2. Als het beroep is ingetrokken omdat het bestuursorgaan geheel of gedeeltelijk aan de indiener van het beroepschrift (dus aan verzoeker) tegemoet is gekomen, kan de rechtbank bepalen dat verweerder de proceskosten van de indiener van het beroepschrift (dus van verzoeker) moet betalen. Dat staat in de artikelen 8:75 en 8:75a van de Algemene wet bestuursrecht (Awb) en in het Besluit proceskosten bestuursrecht (Bpb).
3. Met het gewijzigde besluit van 14 januari 2022 heeft het Uwv bepaald dat verzoeker ook op en na 14 september 2020 recht houdt op een Ziektewet-uitkering tot de maximum uitkeringsduur van 104 weken is bereikt. In geval van verzoeker is dit 4 oktober 2020. Aansluitend komt verzoeker per 5 oktober 2020 in aanmerking voor een uitkering op grond van de Wet werk en inkomen naar arbeidsvermogen (Wet WIA). Daarmee is het Uwv volledig aan verzoeker tegemoet gekomen.
4. Het Uwv heeft gereageerd op het verzoek van verzoeker en heeft er geen bezwaar tegen om de proceskosten van verzoeker te betalen.
5. De rechtbank stelt de proceskosten van verzoeker die het Uwv op grond van het Bpb moet betalen vast op € 1.518,-. (1 punt voor het indienen van het beroepschrift en 1 punt voor het aanwezig zijn bij de zitting, met een waarde per punt van € 759,- en een wegingsfactor 1).
6. Het Uwv moet uit eigen beweging het door verzoeker betaalde griffierecht aan hem terugbetalen. Dat volgt uit artikel 8:41, zevende lid van de Awb.

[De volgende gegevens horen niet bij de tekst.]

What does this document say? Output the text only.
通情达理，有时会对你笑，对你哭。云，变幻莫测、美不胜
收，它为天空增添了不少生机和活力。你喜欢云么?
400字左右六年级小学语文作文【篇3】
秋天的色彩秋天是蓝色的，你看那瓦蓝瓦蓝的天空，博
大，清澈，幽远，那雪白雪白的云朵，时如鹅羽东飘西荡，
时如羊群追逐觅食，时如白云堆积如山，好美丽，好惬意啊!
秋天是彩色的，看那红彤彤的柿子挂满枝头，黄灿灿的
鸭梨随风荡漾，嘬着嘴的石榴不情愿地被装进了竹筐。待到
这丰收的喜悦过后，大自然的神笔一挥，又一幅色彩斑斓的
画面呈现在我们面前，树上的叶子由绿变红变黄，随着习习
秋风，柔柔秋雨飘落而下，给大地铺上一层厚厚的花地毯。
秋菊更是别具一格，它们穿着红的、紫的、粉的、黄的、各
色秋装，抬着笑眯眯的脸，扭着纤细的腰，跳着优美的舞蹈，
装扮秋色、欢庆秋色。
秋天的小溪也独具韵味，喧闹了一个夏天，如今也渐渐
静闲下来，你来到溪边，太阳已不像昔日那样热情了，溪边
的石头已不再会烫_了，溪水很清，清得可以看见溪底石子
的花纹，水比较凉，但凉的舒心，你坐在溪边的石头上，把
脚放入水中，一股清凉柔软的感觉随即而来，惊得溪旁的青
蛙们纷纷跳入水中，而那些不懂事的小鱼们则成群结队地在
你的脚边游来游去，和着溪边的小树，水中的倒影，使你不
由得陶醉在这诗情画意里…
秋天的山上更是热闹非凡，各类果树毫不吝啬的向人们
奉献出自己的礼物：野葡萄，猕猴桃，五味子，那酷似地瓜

Verzoeker zal hierover dus het Uwv moeten benaderen.

Beslissing

De rechtbank:
- veroordeelt het Uwv tot betaling van € 1.518,- aan proceskosten. Het Uwv moet dit bedrag betalen aan verzoeker.
Deze uitspraak is gedaan door R. in ’t Veld, rechter, in aanwezigheid van
mr. L.M.A. Koeman, griffier. De uitspraak is uitgesproken en bekendgemaakt op
25 mei 2022 en zal openbaar worden gemaakt door publicatie op rechtspraak.nl.
de rechter is verhinderd
deze uitspraak
te ondertekenen
griffier rechter
Afschrift verzonden aan partijen op:

Bent u het niet eens met deze uitspraak?

Als u het niet eens bent met deze uitspraak kunt een brief sturen naar de rechtbank waarin u uitlegt waarom u het er niet mee eens bent. Dit heet een verzetschrift. U moet dit verzetschrift indienen binnen 6 weken na de dag waarop deze uitspraak is verzonden. U ziet deze datum op de stempel die hierboven staat. Als u graag een zitting wilt waarbij u persoonlijk uw mening aan de rechter kunt geven, kunt u dit in uw verzetschrift aangeven.